Le Gouvernement congolais a conclu un accord de financement de 155 millions de dollars avec la Banque africaine de développement afin de renforcer la connectivité du Parc agro-industriel de Ngandajika. Cet investissement stratégique vise à réduire les coûts logistiques, dynamiser les chaînes de valeur agricoles et mieux intégrer les producteurs aux marchés régionaux.
Avec ce nouveau financement, la République démocratique du Congo franchit une étape supplémentaire dans sa stratégie de transformation agricole. L’accord, signé par le ministère des Finances, s’inscrit dans le troisième volet du Programme de transformation agricole et cible prioritairement les goulets d’étranglement logistiques qui freinent encore la compétitivité du secteur.
Pour l’exécutif, l’enjeu est clair : convertir un potentiel agricole encore sous-exploité en valeur ajoutée tangible. En désenclavant les zones de production, le projet doit faciliter l’accès des agriculteurs aux marchés locaux et régionaux, tout en réduisant les pertes post-récolte liées aux difficultés d’acheminement.
Sur le plan opérationnel, les travaux concerneront la réhabilitation et la modernisation des axes Lukalaba–Ngandajika et Nkuadi–Ngandajika–Parc. Ces corridors routiers, essentiels à l’approvisionnement en intrants et à l’évacuation des récoltes, devraient permettre une baisse significative des coûts logistiques.
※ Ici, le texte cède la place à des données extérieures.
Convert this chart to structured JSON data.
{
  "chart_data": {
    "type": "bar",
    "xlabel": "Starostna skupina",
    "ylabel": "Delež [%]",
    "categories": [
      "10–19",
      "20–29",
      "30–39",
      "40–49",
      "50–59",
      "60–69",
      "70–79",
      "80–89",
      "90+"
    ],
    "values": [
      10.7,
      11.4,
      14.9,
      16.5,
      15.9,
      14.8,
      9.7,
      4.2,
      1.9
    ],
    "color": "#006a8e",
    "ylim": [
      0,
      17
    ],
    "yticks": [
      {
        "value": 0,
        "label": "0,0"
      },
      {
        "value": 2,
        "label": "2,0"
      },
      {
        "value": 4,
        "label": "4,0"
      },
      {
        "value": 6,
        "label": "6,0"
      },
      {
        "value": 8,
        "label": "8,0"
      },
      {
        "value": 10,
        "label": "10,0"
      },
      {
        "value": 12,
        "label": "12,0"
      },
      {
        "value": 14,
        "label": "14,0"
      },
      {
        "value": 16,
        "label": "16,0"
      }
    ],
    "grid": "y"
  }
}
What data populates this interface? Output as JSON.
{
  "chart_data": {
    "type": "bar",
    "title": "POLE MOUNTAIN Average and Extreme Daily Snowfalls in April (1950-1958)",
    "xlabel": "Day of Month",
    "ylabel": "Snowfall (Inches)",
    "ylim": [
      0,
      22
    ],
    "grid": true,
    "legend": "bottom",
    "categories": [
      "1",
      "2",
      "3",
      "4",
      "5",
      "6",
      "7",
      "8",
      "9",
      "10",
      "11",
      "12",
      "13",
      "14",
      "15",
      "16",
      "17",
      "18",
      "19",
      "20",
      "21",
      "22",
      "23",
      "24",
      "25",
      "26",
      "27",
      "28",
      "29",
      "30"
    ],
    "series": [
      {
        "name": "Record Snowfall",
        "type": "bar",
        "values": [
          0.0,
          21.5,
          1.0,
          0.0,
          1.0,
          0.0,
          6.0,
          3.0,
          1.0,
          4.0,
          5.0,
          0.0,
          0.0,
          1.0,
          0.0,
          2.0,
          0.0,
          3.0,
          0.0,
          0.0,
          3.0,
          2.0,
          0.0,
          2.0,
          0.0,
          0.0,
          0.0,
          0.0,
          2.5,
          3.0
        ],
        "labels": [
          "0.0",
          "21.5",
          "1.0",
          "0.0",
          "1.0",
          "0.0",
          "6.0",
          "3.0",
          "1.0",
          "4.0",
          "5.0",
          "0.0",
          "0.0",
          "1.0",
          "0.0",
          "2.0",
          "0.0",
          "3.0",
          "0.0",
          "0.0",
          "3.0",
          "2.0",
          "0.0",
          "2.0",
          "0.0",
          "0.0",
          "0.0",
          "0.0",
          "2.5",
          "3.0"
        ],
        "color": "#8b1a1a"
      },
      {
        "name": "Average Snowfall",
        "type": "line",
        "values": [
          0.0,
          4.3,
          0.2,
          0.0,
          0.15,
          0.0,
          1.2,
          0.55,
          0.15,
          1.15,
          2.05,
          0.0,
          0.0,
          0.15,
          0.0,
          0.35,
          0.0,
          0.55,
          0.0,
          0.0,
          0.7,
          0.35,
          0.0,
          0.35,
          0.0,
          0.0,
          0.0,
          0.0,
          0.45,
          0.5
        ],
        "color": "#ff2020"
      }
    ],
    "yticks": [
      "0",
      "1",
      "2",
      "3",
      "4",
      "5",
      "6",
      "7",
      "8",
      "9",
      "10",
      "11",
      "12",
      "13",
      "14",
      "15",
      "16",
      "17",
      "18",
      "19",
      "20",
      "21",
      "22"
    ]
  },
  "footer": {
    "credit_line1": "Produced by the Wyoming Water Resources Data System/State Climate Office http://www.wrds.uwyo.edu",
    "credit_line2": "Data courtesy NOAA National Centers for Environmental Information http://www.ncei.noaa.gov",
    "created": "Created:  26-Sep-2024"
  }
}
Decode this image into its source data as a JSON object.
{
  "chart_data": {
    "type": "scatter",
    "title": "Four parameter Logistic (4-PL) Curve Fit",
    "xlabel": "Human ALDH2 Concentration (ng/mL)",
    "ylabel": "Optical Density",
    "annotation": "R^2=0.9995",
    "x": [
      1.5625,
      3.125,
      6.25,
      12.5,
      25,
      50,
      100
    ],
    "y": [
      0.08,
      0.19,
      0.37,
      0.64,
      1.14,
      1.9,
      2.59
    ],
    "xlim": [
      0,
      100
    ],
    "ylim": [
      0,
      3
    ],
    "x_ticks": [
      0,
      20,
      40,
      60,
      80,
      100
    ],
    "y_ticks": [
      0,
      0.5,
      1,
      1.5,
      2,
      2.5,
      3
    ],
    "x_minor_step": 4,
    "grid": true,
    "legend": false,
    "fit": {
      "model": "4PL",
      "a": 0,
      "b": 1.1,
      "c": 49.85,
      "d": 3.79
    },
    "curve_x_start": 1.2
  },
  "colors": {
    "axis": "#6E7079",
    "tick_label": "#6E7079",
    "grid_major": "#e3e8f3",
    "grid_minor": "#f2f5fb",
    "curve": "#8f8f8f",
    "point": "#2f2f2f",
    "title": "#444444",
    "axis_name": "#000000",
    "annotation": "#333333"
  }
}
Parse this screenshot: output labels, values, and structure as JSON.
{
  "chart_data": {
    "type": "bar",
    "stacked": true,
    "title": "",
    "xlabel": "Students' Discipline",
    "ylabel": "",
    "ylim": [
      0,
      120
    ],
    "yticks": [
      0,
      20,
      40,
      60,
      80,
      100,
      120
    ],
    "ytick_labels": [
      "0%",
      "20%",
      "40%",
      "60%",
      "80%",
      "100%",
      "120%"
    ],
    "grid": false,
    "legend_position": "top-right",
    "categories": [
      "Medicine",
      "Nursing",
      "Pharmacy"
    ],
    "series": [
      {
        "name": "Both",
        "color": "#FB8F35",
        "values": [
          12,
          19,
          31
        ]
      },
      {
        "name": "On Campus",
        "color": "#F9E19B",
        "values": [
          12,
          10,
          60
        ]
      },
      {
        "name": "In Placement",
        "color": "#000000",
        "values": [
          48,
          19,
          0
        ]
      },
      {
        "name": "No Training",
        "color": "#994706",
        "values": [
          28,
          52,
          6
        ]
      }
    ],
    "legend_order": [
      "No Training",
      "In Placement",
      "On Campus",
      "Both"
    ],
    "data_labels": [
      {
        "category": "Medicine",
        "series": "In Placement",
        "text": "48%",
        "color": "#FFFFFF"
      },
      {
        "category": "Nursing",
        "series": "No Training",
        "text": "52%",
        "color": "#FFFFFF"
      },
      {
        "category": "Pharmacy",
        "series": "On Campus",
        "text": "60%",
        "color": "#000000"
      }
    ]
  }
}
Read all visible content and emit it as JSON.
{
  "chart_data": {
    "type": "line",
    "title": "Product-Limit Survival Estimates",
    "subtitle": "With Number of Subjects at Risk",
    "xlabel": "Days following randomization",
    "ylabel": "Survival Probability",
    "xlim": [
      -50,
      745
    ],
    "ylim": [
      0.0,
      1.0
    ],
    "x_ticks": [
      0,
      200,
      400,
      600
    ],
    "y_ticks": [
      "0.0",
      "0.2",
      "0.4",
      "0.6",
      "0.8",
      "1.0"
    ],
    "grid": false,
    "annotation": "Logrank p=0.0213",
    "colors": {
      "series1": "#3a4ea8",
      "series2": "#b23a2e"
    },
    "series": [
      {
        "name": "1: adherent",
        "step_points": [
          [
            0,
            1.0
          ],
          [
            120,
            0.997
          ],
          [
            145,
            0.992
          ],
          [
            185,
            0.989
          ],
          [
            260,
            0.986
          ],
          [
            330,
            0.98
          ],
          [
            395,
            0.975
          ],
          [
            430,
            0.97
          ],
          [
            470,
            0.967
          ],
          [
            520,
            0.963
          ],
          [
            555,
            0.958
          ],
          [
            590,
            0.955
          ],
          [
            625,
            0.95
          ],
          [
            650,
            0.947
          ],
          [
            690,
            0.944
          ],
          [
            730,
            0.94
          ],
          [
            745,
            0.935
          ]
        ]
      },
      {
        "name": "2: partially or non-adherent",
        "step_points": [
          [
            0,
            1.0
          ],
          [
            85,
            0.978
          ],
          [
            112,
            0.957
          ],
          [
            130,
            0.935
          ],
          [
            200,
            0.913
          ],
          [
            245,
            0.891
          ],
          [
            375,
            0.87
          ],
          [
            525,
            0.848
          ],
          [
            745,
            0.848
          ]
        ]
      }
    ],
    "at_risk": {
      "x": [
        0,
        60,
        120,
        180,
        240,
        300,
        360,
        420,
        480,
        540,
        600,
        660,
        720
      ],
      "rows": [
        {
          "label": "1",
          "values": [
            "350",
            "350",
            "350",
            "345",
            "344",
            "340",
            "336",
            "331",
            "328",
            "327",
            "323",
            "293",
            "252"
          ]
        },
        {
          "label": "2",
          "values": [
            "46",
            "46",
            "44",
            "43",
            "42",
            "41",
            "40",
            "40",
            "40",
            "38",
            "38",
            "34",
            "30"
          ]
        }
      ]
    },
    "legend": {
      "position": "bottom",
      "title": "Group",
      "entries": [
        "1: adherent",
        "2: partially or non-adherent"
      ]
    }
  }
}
À moyen terme, cette amélioration des infrastructures est appelée à stimuler l’investissement privé dans l’agro-industrie ainsi que dans les services connexes.
Au-delà des infrastructures, l’impact attendu est également social et économique. Le désenclavement de la zone devrait générer des emplois directs et indirects, avec une attention particulière portée à l’insertion des jeunes et des femmes dans les chaînes de valeur agricoles. En facilitant la circulation des biens et des personnes, le projet favorisera aussi une meilleure intégration des économies rurales aux circuits commerciaux nationaux.
Cette initiative s’inscrit dans le plan d’action du Gouvernement dirigé par la Première ministre Judith Suminwa Tuluka et dans la vision du président Félix Antoine Tshisekedi Tshilombo, qui font de l’agriculture un pilier de la diversification économique et de la sécurité alimentaire. À terme, l’amélioration de la connectivité autour de Ngandajika pourrait constituer un véritable levier de croissance régionale et renforcer la résilience de l’économie nationale face aux chocs extérieurs.